Wow, $20,000! That’s what a lucky Greenwood woman has won from a scratch-off ticket in the Mississippi Lottery.
Word of her big win has spread through the city, and people are still talking about it at convenience stores that sell lottery tickets.
Meg Annison, communications director for Mississippi Lottery Corp., on Tuesday confirmed the woman’s winnings from a Triple 7 ticket and said the winner chose not to be identified. She had traveled to the lottery’s headquarters in Jackson on Monday to submit her ticket and receive her winnings.
The purchase was made Saturday at the Double Quick on U.S. 82 and Strong Avenue.
“It was actually a typical Saturday, actually a slow morning,” said manager Pronjeda Spells. “She purchased an energy drink and a ticket.”

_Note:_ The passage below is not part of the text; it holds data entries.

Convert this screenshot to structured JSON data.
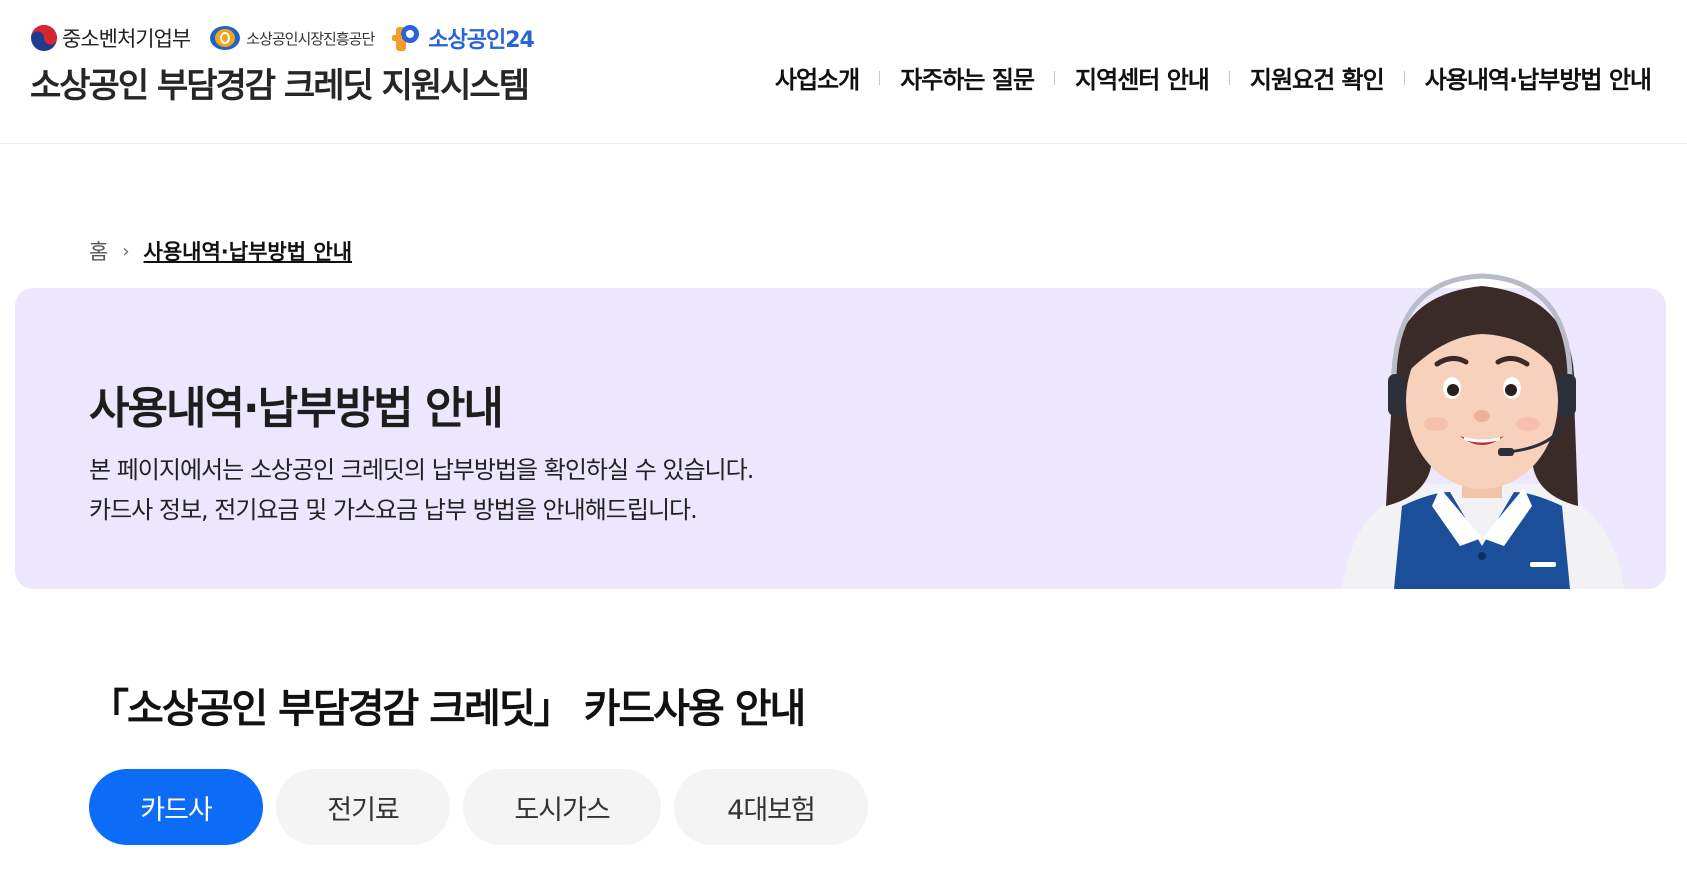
{
  "header": {
    "agencies": [
      {
        "name": "중소벤처기업부",
        "icon": "taegeuk-emblem-icon"
      },
      {
        "name": "소상공인시장진흥공단",
        "icon": "semas-logo-icon"
      },
      {
        "name": "소상공인24",
        "icon": "sosanggongin24-logo-icon"
      }
    ],
    "site_title": "소상공인 부담경감 크레딧 지원시스템",
    "nav": [
      {
        "label": "사업소개"
      },
      {
        "label": "자주하는 질문"
      },
      {
        "label": "지역센터 안내"
      },
      {
        "label": "지원요건 확인"
      },
      {
        "label": "사용내역·납부방법 안내"
      }
    ]
  },
  "breadcrumb": {
    "home": "홈",
    "current": "사용내역·납부방법 안내"
  },
  "hero": {
    "title": "사용내역·납부방법 안내",
    "desc_line1": "본 페이지에서는 소상공인 크레딧의 납부방법을 확인하실 수 있습니다.",
    "desc_line2": "카드사 정보, 전기요금 및 가스요금 납부 방법을 안내해드립니다.",
    "illustration": "call-center-agent-illustration"
  },
  "section": {
    "title": "「소상공인 부담경감 크레딧」 카드사용 안내",
    "tabs": [
      {
        "label": "카드사",
        "active": true
      },
      {
        "label": "전기료",
        "active": false
      },
      {
        "label": "도시가스",
        "active": false
      },
      {
        "label": "4대보험",
        "active": false
      }
    ]
  },
  "colors": {
    "accent": "#0d6cf5",
    "hero_bg": "#ece7fd",
    "tab_bg": "#f4f4f4",
    "logo_blue": "#2a63d6"
  }
}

The $2 ticket was passed through a scanner that told the customer whether she had won anything. Then she left the store.
A scratch-off ticket that yielded a $20,000 prize is held by the winner, a Greenwood woman who told lottery officials she did not want to be indentified.
At 11:30 a.m., when Spells was away from the store, she received a cellphone text message: “You sold a $20,000 ticket this morning.” She didn’t know the name of the winner and also didn’t know what would happen until Monday, when the winner dropped by the Double Quick to say she was heading for the lottery headquarters to validate the ticket.
Spells said, “There have been a lot of $2, $5, $10 and $100 wins but nothing like that one.”
At the headquarters, another, even larger payoff occurred when Jimmy Keene of Pelahatchie and his wife, Becky, arrived with a winning $100,000 Jackpot scratch-off ticket he bought at a Chevron station in Ridgeland. He had called his wife earlier. She said, “He told me he won $100,000, and I told him to quit lying to me!” www.mslottery.com reported.
The lottery was launched Nov. 25 and is now is in its third week. Annison said figures for its second week are not yet available, but sales revenues from the first week were $139,500 in Leflore County and $15,900 in Carroll County. Statewide, she said, they were “over $8.9 million resulting in approximately $1.9 million for the roads and bridges around the state.”